To construe s 233B(1)(b) in the manner advocated by the Crown, according to Bell J, would have been a departure from the previous manner in which s 233B had been applied. Her Honour thus observed:
[69] The distinction between proof that an accused person intended to import narcotic goods and proof that he or she was reckless as to the circumstance that the thing imported contained narcotic goods is to my mind a real one. The joint judgment in Kural contains discussion of how the Crown might prove the existence of the intention to import the prohibited imports by a process of inferential reasoning. The inquiry remains one of proof of intention. Their Honours emphasised that their comments were not designed as a direction to be given to juries but rather as guidance for trial judges in formulating directions appropriate to a given case to assist the jury in determining this factual question.

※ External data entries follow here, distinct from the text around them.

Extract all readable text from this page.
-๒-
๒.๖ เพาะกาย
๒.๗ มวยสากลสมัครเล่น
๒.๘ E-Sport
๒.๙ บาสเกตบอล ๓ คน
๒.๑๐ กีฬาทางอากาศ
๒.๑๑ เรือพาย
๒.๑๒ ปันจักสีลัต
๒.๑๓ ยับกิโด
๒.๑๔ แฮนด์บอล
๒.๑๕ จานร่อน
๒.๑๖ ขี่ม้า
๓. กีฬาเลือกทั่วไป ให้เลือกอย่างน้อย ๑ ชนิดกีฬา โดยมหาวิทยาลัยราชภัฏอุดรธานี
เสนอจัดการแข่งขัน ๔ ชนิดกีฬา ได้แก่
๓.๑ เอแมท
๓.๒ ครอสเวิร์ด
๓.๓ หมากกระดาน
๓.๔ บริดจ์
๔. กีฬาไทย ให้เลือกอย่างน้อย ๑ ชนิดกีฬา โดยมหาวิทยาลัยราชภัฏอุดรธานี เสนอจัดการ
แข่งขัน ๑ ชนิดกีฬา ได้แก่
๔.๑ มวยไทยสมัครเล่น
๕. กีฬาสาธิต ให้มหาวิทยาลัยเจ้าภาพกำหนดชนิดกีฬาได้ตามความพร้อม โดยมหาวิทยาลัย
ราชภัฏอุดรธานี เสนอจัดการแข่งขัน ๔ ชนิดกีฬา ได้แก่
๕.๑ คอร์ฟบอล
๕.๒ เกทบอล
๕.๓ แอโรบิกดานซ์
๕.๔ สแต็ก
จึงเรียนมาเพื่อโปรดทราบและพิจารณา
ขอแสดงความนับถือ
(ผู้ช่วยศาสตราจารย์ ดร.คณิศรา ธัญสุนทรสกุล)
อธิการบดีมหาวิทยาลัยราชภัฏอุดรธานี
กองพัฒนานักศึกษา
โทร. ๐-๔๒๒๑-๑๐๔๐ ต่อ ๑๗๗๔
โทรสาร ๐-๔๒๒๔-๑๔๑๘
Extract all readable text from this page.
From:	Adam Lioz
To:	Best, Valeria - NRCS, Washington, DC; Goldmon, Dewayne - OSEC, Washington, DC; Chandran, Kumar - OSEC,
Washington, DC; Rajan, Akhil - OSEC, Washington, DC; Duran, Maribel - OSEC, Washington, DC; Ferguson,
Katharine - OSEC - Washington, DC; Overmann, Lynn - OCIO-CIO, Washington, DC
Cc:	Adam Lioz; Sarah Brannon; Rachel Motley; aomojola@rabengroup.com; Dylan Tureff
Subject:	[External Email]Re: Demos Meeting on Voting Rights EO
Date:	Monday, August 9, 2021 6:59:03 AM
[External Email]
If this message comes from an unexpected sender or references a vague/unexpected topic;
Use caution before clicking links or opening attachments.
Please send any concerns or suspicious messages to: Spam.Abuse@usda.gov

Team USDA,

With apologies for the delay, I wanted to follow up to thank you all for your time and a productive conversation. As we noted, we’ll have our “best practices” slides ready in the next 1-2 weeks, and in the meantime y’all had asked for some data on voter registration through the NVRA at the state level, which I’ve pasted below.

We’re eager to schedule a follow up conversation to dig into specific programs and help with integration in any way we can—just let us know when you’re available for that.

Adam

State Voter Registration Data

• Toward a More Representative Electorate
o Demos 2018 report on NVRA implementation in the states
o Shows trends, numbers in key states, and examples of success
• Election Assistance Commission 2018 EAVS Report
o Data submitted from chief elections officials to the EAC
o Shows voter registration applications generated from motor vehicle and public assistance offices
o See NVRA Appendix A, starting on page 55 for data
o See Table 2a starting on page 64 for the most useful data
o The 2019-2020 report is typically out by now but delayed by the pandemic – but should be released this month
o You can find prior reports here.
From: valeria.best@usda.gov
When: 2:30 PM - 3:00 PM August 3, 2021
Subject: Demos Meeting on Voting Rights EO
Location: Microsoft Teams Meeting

[70] Recklessness with respect to a circumstance under the Criminal Code (Cth) invites consideration of (i) the accused's awareness of a substantial risk that the circumstance exists, and (ii) having regard to the known circumstances whether it was unjustifiable to take the risk. The latter consideration does not involve a question of fact. It requires that the jury make a moral or value judgment concerning the accused's advertent disregard of the risk.
[71] I do not accept the Crown's submission that the analysis of s 233B(1)(b) for which it contends does not involve a significant change in terms of the mental or fault elements of the offence. Recklessness as defined by the Criminal Code (Cth) is more readily susceptible of proof than is proof of intention by reference to common law principles as explained in He Kaw Teh and Kural (or as defined in s 5.2(1)). The circumstance that s 233B was amended in anticipation of the application of the Criminal Code (Cth) to it and that the legislature did not make clear that it was an offence comprising both a physical element of conduct and a physical element of circumstance tells against the construction for which the Crown contends. If the legislature had intended to make proof of the offence less burdensome for the Crown it might be expected to have done so in clear terms: Krakouer v R [1998] HCA 43 at [63]; 194 CLR 202 at 233 per McHugh J.
Her Honour thus concluded:
[72] I consider that the physical element of the offence created by s 233B(1)(b) is one of conduct: the act of importing into Australia any prohibited import to which the section applies. In respect of this physical element, which consists only of conduct, the provisions of s 5.6(1) of the Criminal Code (Cth) apply. Intention is the fault element.